As a Russian I wasn't so much offended by the way this film portrayed Russians, but instead as a writer I was more offended by the horrible dialogue. This film tried too hard to get the audience to laugh. It turned potentially good lines into a redundancy. The Russian, black, and gay jokes were the same ones only reworded a couple of hundred times. After calling The Rock's character a f***** (he plays a gay bodyguard to Vince Vaughn), and Cedric the Entertainerer's character a n***** (he played a black rapper with an entourage who threaten those who don't play his tracks with guns) I wanted to walk out of the movie theater, because it was painful to sit through. If this was "Get Shorty" none of this would've even needed to be in the film to build up drama, or a really bad laugh.
What lacked in this film that didn't in "Get Shorty" was Chili's hot spicey attitude. He's a completely different person in this sequel. For one thing the old Chili would've had more dialogue. John Travolta doesn't have more than 20 speaking lines in "Be Cool", because he is out staged by the repetitive lines, and the hundred and two cameo appearances by the most random celebrities. I won't ruin the shock by revealing all of the cameos for those who actually plan to see this movie (PLEASE DON'T!!!), but I will say that it will forever amaze me that these people agreed to be in a film of such inanity.
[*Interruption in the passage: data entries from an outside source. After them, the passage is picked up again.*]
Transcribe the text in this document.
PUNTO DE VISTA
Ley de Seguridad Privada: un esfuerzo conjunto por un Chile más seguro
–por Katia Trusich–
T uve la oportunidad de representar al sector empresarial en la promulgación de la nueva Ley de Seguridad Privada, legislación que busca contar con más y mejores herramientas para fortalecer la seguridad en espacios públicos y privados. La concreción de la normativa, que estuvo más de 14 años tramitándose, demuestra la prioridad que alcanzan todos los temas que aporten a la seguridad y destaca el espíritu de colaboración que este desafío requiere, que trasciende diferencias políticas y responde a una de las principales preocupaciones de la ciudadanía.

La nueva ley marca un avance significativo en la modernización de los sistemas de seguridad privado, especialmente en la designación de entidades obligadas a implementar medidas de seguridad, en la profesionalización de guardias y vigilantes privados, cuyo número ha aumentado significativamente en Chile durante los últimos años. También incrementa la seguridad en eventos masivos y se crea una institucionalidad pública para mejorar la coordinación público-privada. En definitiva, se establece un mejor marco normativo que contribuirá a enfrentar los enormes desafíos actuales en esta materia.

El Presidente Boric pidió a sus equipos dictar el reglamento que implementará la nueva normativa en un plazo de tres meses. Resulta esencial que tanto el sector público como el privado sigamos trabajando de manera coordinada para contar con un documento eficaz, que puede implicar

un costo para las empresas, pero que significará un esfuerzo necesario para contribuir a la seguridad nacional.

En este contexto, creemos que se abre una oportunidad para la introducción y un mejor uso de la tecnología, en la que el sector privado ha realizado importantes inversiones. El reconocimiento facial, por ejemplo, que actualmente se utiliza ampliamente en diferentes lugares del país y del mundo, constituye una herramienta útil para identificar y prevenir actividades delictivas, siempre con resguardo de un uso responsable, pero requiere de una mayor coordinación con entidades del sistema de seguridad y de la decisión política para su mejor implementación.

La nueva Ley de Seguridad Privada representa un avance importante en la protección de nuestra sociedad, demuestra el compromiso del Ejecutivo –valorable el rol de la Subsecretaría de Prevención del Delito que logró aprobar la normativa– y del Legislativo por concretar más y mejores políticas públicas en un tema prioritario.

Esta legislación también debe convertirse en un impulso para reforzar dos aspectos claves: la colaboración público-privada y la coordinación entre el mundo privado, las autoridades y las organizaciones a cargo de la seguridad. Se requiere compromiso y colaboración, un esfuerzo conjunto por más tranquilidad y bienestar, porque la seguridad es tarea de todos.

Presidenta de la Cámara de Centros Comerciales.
What was even more stupid was the very lame dance sequence with Travolta and Uma Thurman (she plays the widower of James Woods who LUCKILY gets killed in the first 10 minutes of the movie). Tarrantino never made Pulp Fiction for an idiot like the director of "Be Cool" to mess around with. This dance number was boring, long, and just plain throbbing. The Black Eyed Peas playing in the club with a total of 10 people didn't make the scene any memorable.
There were so many plot holes that I left the theater asking myself WHY?! Everything about this film was a big question mark. I just didn't understand the point to anything. I couldn't even explain to you why the Russians were after everyone, or why this film was ever made, because I'm baffled. All I took out of this movie was that everyone in L.A. has a sidekick, and the only way this movie was probably funded was through all of the advertisements by Diet Coke, Yahoo!, Honda Insight Hybrid, T-Mobile, Trimspa (even the spokeswoman herself is in the movie) and the Bad Screenwriters Guild. Plot holes, stupid dialogue, too many random cameos, horrible acting (even by the pros), and a not-so-entertaining attempt to mimic "Pulp Fiction" makes this film the worst movie of 2005, and it's only the third month of the year.